La proposition de loi prévoit également de relever les objectifs intermédiaires de réduction des gaz à effet de serre à au moins 65% d’ici 2030 par rapport aux niveaux de 1990. C’est l’une des revendications du collectif citoyen «Rise for Climate Belgium», à l’origine de la marche qui a drainé quelque 70.000 personnes le 27 janvier à Bruxelles. Toujours d’ici 2030, la proposition de loi fixe la part des énergies renouvelables dans la consommation finale brute en Belgique à 32% et vise à réaliser l’exigence européenne d’amélioration de l’efficacité énergétique d’au moins 32,5%, malgré les réticences exprimées par la Belgique en raison des divergences de vue entre ses Régions en décembre dernier. Afin d’améliorer la coordination de la politique climatique entre les différents niveaux de pouvoir, celle-ci serait confiée à quatre institutions. La Conférence interministérielle climat, déjà existante, serait chargée d’approuver le Plan national intégré Energie-Climat et son actualisation avec des objectifs à plus long terme. L’Agence interfédérale pour le climat, une nouvelle institution, devrait élaborer ce Plan et évaluer l’état d’avancement des politiques, tandis qu’une Commission interparlementaire sur le climat servirait d’organe permanent de concertation entre la Chambre des représentants, le Sénat et les parlements des communautés et des Régions. Le texte prévoit également la création d’un comité d’experts indépendant chargé de donner des avis éclairés sur la science du changement climatique, les risques qu’il entraîne, l’économie, la finance et les entreprises, la production et la distribution d’énergie, les villes durables, la qualité de l’air, l’aménagement du territoire, l’agriculture, la biodiversité, etc. «Ce comité d’experts aurait aussi, outre son rôle de conseil, un pouvoir d’interpellation des différents parlements quant à la cohérence des politiques menées», précise Caroline Billiet, de l’UGent.

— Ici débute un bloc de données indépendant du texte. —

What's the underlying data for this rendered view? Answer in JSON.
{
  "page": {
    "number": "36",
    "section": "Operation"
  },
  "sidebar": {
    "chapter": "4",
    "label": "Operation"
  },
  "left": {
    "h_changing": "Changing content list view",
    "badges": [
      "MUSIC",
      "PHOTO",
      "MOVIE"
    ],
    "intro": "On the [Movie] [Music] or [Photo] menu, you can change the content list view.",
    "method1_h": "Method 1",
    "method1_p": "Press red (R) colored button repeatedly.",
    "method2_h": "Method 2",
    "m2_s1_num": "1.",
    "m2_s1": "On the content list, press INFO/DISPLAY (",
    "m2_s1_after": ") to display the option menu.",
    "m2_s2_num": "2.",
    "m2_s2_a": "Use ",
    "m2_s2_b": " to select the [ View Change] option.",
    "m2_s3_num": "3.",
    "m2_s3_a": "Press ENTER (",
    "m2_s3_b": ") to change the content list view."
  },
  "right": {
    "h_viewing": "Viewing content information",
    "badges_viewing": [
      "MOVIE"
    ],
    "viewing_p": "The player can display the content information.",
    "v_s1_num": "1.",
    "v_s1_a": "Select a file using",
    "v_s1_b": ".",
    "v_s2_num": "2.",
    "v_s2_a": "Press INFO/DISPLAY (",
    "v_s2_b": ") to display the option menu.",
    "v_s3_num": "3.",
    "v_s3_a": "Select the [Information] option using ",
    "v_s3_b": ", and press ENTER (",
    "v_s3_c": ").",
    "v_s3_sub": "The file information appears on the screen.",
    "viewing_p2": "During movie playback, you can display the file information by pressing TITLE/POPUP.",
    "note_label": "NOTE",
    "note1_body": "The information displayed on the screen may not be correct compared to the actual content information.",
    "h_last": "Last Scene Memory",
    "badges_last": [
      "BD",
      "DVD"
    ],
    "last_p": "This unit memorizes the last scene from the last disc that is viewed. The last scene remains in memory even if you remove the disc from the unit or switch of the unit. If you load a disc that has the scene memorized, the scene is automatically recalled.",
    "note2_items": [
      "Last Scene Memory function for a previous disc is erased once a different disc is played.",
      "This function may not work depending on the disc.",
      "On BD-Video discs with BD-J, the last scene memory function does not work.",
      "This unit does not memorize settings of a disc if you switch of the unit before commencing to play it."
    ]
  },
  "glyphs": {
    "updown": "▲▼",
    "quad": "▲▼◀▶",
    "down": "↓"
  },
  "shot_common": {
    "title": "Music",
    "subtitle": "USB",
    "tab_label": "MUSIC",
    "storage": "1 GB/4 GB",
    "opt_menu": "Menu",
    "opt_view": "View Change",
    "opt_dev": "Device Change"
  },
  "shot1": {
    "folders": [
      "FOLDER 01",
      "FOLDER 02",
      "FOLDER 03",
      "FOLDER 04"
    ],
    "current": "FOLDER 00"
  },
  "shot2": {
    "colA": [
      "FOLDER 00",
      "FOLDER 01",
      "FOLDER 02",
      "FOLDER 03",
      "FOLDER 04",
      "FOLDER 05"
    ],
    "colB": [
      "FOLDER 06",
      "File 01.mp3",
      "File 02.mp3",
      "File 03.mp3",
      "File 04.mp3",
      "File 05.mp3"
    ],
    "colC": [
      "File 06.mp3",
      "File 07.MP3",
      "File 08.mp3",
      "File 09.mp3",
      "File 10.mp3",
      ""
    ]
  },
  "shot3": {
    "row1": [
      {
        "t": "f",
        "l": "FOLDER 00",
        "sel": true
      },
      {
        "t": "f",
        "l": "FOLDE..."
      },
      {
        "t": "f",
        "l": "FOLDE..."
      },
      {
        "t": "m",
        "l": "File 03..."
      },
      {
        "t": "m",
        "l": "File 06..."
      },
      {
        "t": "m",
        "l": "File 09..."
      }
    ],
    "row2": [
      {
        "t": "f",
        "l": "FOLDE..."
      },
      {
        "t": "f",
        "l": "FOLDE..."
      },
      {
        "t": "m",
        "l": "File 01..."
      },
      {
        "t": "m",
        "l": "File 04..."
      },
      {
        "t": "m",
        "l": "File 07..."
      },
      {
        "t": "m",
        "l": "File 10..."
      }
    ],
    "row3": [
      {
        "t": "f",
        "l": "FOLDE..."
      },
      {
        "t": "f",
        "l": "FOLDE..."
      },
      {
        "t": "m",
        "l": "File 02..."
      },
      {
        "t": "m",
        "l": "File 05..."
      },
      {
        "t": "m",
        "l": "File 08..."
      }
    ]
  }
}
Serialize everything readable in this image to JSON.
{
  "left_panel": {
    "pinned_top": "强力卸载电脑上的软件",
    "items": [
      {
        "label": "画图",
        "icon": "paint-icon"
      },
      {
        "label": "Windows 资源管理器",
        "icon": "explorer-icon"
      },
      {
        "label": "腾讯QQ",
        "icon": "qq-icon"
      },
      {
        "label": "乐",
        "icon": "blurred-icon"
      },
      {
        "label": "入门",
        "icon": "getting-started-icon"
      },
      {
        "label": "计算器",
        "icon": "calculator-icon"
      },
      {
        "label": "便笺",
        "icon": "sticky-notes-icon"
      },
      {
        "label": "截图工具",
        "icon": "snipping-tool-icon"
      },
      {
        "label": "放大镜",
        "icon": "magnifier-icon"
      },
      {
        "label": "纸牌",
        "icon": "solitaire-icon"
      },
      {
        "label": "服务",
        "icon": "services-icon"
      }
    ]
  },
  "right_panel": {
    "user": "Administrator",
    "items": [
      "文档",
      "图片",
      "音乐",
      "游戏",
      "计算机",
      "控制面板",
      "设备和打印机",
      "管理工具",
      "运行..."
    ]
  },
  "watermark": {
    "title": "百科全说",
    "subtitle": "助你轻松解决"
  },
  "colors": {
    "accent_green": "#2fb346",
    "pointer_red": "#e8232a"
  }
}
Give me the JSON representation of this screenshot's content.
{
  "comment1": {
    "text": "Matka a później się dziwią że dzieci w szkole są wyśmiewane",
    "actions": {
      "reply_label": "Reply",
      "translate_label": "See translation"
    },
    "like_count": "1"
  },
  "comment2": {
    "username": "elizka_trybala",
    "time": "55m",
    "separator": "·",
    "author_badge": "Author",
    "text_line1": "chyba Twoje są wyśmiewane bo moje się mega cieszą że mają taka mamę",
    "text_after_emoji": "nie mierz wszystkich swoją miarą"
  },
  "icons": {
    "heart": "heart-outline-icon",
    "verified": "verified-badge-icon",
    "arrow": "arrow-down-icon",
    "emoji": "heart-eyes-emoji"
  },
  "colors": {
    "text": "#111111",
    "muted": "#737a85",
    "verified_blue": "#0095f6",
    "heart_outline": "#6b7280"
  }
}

La politique climatique ne peut en effet se faire au détriment du principe de justice sociale, précise le texte. Celle-ci «doit être socialement équitable, promouvoir la biodiversité, lutter contre la pauvreté et réduire les inégalités». Enfin, la proposition de loi institue, pour chaque parlement, un «jour du climat» lors duquel les gouvernements fédéral et des entités fédérées devraient transmettre leur rapport sur l’état d’avancement des politiques climatiques et les projets pour la période à venir.

«Notre proposition est prête à l’emploi. Nous l’avons élaborée dans le cadre du fédéralisme actuel, il n’y a pas besoin de réforme pour pouvoir la mettre en œuvre. Elle pourrait même être adoptée dès demain, y compris sous un gouvernement en affaires courantes», affirme Delphine Misonne, co-auteur de la proposition de loi et professeure de Droit, gouvernance et développement durable à Saint-Louis.